Consistent sleep guidelines
Under the new national sleep guidelines, child care staff will be able to overrule parents to ensure safe sleep practices are used. This includes if a parent requests their baby be swaddled or wrapped if they are showing signs that they can roll.
“This change will ensure consistency in child care centres across the country so that every child will be slept according to Red Nose’s safe sleeping guidelines, which have reduced the rate of sudden unexpected death in infancy in Australia by 80 per cent and saved 9,450 lives,” explained Red Nose’s Yvonne Amos.
Until now, child care centres have had health and safety procedures in place, but these didn’t specifically address sleep. The new practices apply to long day care, family day care, preschool/kindergarten and outside school hours care services nation-wide from Sunday – except in Western Australia where they will come into effect next year.

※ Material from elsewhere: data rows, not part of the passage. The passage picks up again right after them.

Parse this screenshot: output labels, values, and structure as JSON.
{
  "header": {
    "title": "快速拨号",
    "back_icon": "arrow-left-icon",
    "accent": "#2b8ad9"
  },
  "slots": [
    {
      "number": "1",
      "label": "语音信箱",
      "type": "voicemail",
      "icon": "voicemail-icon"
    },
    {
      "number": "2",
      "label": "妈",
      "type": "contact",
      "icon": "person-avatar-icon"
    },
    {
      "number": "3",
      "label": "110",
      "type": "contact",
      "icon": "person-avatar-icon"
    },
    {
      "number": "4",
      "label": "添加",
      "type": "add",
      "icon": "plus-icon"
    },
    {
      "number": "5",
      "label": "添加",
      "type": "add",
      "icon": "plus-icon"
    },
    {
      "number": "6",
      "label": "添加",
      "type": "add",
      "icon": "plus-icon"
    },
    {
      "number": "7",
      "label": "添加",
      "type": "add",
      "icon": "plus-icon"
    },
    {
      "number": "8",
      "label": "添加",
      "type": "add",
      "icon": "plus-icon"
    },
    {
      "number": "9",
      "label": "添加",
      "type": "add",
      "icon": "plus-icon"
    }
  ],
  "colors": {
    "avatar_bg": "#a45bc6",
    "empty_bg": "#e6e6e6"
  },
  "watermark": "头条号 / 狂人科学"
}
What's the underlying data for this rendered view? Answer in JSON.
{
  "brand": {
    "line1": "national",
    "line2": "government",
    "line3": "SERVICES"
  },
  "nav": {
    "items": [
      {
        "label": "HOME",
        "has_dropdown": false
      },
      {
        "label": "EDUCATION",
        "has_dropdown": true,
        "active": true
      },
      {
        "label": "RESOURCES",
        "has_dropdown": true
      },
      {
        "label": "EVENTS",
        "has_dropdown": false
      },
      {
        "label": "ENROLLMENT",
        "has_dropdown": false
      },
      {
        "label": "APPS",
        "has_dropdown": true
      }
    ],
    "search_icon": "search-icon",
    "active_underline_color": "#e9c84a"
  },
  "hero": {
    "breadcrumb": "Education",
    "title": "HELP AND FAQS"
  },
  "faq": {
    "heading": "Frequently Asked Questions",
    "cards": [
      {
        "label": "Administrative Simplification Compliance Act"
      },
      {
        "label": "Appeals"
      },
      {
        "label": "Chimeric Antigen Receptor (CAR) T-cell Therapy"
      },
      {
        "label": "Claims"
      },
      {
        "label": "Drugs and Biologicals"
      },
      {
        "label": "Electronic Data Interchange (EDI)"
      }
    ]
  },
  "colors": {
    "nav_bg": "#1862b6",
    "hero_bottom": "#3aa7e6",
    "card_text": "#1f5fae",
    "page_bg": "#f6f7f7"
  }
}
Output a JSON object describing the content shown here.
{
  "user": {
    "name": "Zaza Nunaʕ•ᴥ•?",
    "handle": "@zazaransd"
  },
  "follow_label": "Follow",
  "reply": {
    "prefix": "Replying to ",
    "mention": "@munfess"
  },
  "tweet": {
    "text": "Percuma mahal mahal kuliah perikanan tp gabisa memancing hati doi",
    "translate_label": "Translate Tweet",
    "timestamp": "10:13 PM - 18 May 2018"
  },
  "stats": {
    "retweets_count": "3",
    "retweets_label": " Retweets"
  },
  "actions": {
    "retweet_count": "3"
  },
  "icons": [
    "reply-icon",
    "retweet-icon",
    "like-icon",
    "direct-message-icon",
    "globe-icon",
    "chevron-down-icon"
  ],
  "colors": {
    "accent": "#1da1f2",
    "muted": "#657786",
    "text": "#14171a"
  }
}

The guidelines will be enforced by the Australian Children’s Education and Care Quality Authority, which says child safety should always be the first priority of child care providers.
Safe sleep practices
Lobby group The Parenthood has welcomed the new guidelines, saying, “When you entrust your children to early childhood educators every day, it’s really comforting to know that your child is being cared for in accordance with the most up-to-date recommendations from Red Nose. While changes to sleep position might be a little challenging, no one wants to lose a child to SIDS.”
The new safe practices for child care providers include:
- Babies should be placed on their back to sleep when first being settled. Once a baby has been observed to repeatedly roll from back to front and back again on their own, they can be left to find their own preferred sleep or rest position (this is usually around five to six months of age).
- Babies aged younger than five to six months, and who have not been observed to repeatedly roll from back to front and back again on their own, should be re-positioned onto their back when they roll onto their front or side.
- If a medical condition exists that prevents a baby from being placed on their back, the alternative practice should be confirmed in writing with the service, by the child’s medical practitioner.
- If a baby is wrapped when sleeping, consider the baby’s stage of development. Leave their arms free once the startle reflex disappears at around three months of age, and discontinue the use of a wrap when the baby can roll from back to tummy to back again (usually four to six months of age).
- If being used, a dummy should be offered for all sleep periods. Dummy use should be phased out by the end of the first year of a baby’s life. If a dummy falls out of a baby’s mouth during sleep, it should not be re-inserted.
More information about the new guidelines are available through the Australian Children’s Education and Care Quality Authority and Red Nose.